Brynn opened her handbag and pulled out a Woodbine cigarette and enamel lighter. She stuck the cigarette between her lips, lit it, and inhaled. “What should I do, sleep on a bench in Regent’s Park?” She puffed out a series of blue smoke rings.

“Well, that option might prove a bit nippy. Alas, SOE doesn’t provide temporary lodging—but here’s a place to try.” Maggie rummaged through the left-hand desk drawer, through an old bottle of clear nail polish for stocking runs, two rationed sugar cubes saved in an envelope, and a battered box of paper clips, until she found a business card: THE CASTLE HOTEL FOR WOMEN: Temporary Lodging for Ladies and the address in heavy black ink.
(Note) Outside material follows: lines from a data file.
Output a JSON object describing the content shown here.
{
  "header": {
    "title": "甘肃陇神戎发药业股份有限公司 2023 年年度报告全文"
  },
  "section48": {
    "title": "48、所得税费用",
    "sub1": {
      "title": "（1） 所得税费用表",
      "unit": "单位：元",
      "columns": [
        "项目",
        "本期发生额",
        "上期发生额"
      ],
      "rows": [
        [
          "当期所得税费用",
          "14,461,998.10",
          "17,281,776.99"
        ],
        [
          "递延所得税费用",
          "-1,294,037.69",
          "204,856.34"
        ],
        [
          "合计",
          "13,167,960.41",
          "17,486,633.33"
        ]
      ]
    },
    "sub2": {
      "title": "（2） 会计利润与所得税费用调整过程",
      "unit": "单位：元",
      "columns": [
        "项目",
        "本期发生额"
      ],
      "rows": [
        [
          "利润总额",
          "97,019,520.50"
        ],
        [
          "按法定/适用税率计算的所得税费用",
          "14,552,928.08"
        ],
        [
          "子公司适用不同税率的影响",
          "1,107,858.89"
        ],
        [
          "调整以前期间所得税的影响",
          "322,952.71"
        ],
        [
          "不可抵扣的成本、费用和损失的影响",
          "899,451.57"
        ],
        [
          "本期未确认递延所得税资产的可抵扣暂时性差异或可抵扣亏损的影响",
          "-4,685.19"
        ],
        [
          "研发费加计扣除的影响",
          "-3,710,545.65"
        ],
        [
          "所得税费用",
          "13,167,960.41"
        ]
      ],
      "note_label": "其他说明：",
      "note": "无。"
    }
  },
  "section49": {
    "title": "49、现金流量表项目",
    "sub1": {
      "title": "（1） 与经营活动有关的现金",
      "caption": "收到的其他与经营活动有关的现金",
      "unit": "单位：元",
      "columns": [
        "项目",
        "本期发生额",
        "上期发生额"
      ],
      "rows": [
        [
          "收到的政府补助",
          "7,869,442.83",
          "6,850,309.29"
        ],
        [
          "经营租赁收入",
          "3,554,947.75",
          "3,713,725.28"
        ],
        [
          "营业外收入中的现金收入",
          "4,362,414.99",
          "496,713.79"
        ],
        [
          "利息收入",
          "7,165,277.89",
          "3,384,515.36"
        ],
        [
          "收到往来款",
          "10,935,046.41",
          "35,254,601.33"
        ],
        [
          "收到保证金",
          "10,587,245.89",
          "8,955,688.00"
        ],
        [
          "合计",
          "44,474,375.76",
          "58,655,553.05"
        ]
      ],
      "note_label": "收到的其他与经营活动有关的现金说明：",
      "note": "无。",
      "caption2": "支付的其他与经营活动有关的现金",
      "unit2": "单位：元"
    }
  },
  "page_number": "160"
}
She handed it to Brynn. “You can call from here to see if there are any vacancies for tonight. Miss Lynd tells me a number of SOE interviewees have stayed there. Here, use this phone,” she said, pushing a green one toward the Welsh girl.

As Brynn came around the desk, they both heard a bellow. “Meggie!” a gruff male voice boomed from behind a thick wooden office door. “Meggie!”



Maggie sighed, then picked up Calvert’s file and rose. She walked the strip of threadbare carpet through the dim passageway, then pushed at the half-closed office door.